Gittiği eve, kızımız ile neşe, çiçeklerle güzellikler, arılarla bereket, uğur böceği ile şans ve nazar boncuğu ile iyilikleri  beraberinde götürmesi  dileğiyle...


 


Şimdi gelelim nasıl yapıldığına: Üç boyutlu dekopaj uyguladım. Kalbin etrafındaki çiçekler için, kızımızın şapkasındaki çiçek scan edilip, photoshopta büyütüldü ve çıktısı alındı. Sonra da seramik hamuru ile onları kabarttım. Welcome yazısının harflerini, kızımızın elbise eteğindeki kumaş desenlerine bakarak herbirini ayrı renk ve desende boyadım. Arıları ise direk seramik hamuru ile yapıp, daha sonra boyadım.
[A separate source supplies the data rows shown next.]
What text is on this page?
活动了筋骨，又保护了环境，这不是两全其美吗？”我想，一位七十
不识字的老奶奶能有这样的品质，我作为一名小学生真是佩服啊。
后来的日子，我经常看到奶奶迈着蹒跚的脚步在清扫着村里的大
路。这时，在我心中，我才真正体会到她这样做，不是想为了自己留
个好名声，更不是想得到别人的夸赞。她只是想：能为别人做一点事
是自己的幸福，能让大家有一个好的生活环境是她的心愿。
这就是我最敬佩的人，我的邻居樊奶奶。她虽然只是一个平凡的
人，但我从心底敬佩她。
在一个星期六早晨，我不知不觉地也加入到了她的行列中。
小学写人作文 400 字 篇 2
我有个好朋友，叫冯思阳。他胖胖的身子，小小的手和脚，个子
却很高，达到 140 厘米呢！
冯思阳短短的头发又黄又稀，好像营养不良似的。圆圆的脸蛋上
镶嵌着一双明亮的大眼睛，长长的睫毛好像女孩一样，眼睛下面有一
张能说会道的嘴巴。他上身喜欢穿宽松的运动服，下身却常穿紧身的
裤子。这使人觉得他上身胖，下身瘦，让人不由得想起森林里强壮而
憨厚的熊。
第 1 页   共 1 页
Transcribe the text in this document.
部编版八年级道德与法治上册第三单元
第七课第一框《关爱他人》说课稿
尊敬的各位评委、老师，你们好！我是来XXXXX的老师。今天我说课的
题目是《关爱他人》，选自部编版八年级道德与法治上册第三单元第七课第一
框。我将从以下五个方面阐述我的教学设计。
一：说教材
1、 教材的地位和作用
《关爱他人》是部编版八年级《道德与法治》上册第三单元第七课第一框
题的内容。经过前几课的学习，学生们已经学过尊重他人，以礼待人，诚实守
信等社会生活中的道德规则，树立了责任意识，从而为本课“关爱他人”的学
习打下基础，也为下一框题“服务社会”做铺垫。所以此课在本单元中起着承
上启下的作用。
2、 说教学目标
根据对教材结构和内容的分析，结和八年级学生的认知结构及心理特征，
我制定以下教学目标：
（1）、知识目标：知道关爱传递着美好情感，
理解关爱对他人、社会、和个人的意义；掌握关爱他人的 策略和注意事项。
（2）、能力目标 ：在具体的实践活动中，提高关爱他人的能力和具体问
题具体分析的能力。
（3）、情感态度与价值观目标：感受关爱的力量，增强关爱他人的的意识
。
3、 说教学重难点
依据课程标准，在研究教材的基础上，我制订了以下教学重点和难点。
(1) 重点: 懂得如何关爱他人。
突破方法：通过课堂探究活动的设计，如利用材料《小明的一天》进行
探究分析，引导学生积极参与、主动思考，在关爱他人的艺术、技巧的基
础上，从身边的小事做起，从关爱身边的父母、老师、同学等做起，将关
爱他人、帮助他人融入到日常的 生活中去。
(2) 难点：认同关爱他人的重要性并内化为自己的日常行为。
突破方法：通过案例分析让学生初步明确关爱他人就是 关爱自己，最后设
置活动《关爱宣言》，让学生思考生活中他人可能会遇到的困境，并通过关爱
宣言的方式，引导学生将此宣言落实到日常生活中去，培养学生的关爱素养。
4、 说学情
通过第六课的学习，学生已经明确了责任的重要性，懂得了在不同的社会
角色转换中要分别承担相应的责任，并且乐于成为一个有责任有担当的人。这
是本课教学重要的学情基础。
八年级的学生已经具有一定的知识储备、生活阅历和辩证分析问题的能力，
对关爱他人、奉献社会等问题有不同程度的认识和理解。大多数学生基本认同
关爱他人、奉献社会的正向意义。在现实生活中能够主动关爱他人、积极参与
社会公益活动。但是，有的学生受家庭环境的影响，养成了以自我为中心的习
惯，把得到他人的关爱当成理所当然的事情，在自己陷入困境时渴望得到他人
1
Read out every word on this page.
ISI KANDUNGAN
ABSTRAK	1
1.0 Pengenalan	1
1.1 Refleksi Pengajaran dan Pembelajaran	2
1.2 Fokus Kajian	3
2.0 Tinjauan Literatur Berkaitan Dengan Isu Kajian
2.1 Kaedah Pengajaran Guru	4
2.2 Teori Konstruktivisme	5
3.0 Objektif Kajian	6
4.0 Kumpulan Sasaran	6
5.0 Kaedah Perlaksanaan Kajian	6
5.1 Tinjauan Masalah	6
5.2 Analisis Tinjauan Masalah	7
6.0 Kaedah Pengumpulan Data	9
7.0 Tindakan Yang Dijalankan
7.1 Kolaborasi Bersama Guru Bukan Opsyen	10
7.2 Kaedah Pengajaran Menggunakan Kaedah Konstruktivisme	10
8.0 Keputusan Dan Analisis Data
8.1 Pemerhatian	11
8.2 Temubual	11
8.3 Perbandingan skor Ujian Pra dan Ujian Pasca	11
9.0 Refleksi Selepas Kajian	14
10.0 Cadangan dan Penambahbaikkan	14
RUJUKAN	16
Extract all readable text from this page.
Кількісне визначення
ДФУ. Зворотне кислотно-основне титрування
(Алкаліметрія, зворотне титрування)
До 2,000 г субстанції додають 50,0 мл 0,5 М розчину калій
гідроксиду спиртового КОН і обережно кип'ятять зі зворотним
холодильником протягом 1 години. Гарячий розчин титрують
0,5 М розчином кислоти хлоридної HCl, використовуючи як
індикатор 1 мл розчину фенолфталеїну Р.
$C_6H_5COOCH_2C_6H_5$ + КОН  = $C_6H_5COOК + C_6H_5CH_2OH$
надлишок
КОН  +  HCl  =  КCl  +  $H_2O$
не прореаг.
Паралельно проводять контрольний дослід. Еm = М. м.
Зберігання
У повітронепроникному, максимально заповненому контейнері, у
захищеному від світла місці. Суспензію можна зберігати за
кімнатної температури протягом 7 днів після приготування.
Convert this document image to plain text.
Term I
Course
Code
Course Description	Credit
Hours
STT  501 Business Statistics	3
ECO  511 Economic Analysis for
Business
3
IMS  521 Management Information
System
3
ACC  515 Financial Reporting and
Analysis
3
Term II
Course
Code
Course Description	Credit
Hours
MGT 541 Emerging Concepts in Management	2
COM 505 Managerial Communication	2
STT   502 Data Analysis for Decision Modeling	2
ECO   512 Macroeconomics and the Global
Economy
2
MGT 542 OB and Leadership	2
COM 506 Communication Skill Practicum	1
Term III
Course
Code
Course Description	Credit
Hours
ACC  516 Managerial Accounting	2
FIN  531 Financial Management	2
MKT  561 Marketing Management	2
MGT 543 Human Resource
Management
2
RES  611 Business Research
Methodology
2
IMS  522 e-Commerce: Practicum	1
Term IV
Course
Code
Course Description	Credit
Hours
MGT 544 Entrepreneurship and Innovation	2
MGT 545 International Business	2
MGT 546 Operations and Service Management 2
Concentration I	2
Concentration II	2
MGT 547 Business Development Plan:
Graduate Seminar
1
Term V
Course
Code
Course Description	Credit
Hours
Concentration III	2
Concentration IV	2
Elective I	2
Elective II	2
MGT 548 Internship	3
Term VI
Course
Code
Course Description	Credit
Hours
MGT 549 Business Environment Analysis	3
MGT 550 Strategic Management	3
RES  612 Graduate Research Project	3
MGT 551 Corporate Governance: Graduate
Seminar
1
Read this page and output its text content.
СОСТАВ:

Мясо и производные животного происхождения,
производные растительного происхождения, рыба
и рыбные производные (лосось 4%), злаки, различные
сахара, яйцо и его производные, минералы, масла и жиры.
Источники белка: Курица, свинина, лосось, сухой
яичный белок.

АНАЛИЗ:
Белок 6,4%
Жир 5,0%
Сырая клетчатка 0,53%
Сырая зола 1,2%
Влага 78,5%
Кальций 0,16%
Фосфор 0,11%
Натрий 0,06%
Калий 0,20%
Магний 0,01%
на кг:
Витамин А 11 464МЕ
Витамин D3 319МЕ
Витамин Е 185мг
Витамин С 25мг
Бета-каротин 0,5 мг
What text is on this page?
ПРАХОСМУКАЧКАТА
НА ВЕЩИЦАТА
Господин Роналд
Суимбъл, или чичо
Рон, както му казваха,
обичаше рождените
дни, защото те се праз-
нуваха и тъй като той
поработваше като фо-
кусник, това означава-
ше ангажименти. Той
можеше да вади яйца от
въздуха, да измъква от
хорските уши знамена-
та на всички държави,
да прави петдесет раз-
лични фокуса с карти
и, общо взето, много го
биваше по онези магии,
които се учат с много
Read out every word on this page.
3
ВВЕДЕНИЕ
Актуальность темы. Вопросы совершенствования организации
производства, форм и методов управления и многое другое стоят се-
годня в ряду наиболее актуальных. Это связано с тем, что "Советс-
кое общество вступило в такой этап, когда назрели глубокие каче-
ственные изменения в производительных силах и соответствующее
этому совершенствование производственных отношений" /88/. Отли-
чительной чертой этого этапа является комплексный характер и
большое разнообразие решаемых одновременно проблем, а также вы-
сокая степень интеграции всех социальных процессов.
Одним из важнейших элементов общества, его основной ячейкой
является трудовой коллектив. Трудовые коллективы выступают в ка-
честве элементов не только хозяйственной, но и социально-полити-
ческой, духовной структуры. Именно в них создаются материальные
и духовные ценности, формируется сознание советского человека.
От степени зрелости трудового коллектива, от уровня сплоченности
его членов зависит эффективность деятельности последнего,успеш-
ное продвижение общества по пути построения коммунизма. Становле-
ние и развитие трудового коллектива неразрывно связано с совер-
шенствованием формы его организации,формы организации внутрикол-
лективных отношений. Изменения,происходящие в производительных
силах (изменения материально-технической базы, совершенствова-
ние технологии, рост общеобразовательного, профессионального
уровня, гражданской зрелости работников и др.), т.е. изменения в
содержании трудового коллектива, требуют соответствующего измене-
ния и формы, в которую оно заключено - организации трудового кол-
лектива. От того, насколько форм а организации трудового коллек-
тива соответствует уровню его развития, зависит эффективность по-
Resmin her yerine, bir kaç kat seramik hamuru ile boyut kazandırdım.




Resimde, kedinin boynunda  boncuk vardı. Ben de oraya ipe bir nazar boncuğu bağlayarak ekledim.




İmzamı da attım:)))





6 Mayıs 2010

KIZLAR...

Bu şekilde hazır kesilmiş olarak satılan üçlü bir setti. Sanırım dekopaj uygulamak için yapılmıştı, çünkü objenin resimleri de vardı. Ben boyama yapmayı tercih ettim. En öndeki benim geçen yıl ilk yaptığım boyama, ortadaki bu yıl yapıldı, en arkadaki ise geçen yıldan yarım kalan. O hala tamamlanmadı ama ben yine de set bozulmasın diye ekledim. Üçü birlikte verniksiz ve hala tamamlanmamış olsa da mutfakta davlumbazın üstünden bana güzel güzel bakıyorlar:)))
Bu arada,  blog ve face sayfama fazla vakit ayıramıyorum. Eminim sizler de çok güzel şeyler eklemişsinizdir. Ancak hafta sonu hepsini inceleyebileceğim. Çünkü hem eşim yurtdışına gidiyor yine uzun süreliğine, onun telaşı var, hem de anneler günü için hazırlık yapıyorum . Aslında kafamdaki tasarımlar çok güzel, inşallah uygulaması da öyle olur. Artık onu hediyeler sahiplerine ulaşınca pazartesi günü eklerim. Sürpriz bozulzun istemem çünkü!!!!